Simplify the expression 15^(-2/12).

Steps to Solve

1. Simplify the fraction in the exponent

Simplify the fraction $-\frac{2}{12}$ by dividing both the numerator and the denominator by their greatest common divisor, which is 2.

$$ -\frac{2}{12} = -\frac{2 \div 2}{12 \div 2} = -\frac{1}{6} $$

2. Rewrite the expression with the simplified exponent

Now substitute the simplified fraction back into the original expression:

$$ 15^{-\frac{2}{12}} = 15^{-\frac{1}{6}} $$

3. Deal with the negative exponent

A negative exponent indicates that we should take the reciprocal of the base raised to the positive exponent.

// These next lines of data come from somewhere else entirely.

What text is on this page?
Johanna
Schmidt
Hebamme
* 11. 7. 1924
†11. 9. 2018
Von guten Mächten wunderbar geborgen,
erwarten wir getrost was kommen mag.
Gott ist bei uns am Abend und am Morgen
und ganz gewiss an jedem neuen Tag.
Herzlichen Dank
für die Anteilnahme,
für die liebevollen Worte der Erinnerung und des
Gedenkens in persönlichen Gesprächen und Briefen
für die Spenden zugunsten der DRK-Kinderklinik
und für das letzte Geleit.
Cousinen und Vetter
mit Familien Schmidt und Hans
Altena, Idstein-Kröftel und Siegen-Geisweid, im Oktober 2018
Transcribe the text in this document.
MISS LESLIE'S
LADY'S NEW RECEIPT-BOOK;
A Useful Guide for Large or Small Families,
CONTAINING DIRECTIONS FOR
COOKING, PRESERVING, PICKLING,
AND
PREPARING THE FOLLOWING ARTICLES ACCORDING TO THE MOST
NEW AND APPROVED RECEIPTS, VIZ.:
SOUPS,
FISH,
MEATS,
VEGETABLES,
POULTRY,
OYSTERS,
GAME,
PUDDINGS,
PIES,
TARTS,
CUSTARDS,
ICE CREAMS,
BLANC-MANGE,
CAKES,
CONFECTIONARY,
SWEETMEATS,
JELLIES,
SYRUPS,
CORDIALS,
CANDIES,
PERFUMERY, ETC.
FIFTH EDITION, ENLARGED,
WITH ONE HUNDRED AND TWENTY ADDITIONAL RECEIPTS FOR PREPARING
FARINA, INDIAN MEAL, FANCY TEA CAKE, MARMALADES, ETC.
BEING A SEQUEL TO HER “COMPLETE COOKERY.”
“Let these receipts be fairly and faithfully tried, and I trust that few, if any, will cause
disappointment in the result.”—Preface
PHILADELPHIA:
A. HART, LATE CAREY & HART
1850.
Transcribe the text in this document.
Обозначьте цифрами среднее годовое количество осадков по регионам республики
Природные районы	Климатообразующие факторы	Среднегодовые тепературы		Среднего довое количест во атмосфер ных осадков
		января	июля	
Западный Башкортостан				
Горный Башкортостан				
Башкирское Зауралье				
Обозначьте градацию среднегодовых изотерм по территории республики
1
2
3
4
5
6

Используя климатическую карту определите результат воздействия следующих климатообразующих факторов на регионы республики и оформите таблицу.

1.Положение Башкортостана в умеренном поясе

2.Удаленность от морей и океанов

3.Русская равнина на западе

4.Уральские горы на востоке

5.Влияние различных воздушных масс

$$ 15^{-\frac{1}{6}} = \frac{1}{15^{\frac{1}{6}}} $$

4. Convert the fractional exponent to a radical

A fractional exponent of the form $\frac{1}{n}$ represents the $n$-th root. In this case, $\frac{1}{6}$ represents the 6th root.

$$ \frac{1}{15^{\frac{1}{6}}} = \frac{1}{\sqrt[6]{15}} $$

5. Rationalize the denominator (optional)

While the expression $\frac{1}{\sqrt[6]{15}}$ is simplified, we can rationalize the denominator. To do this, we want to get rid of the radical in the denominator. We can achieve this by multiplying both the numerator and the denominator by $\sqrt[6]{15^5}$. $$ \frac{1}{\sqrt[6]{15}} \cdot \frac{\sqrt[6]{15^5}}{\sqrt[6]{15^5}} = \frac{\sqrt[6]{15^5}}{\sqrt[6]{15^6}} = \frac{\sqrt[6]{15^5}}{15} $$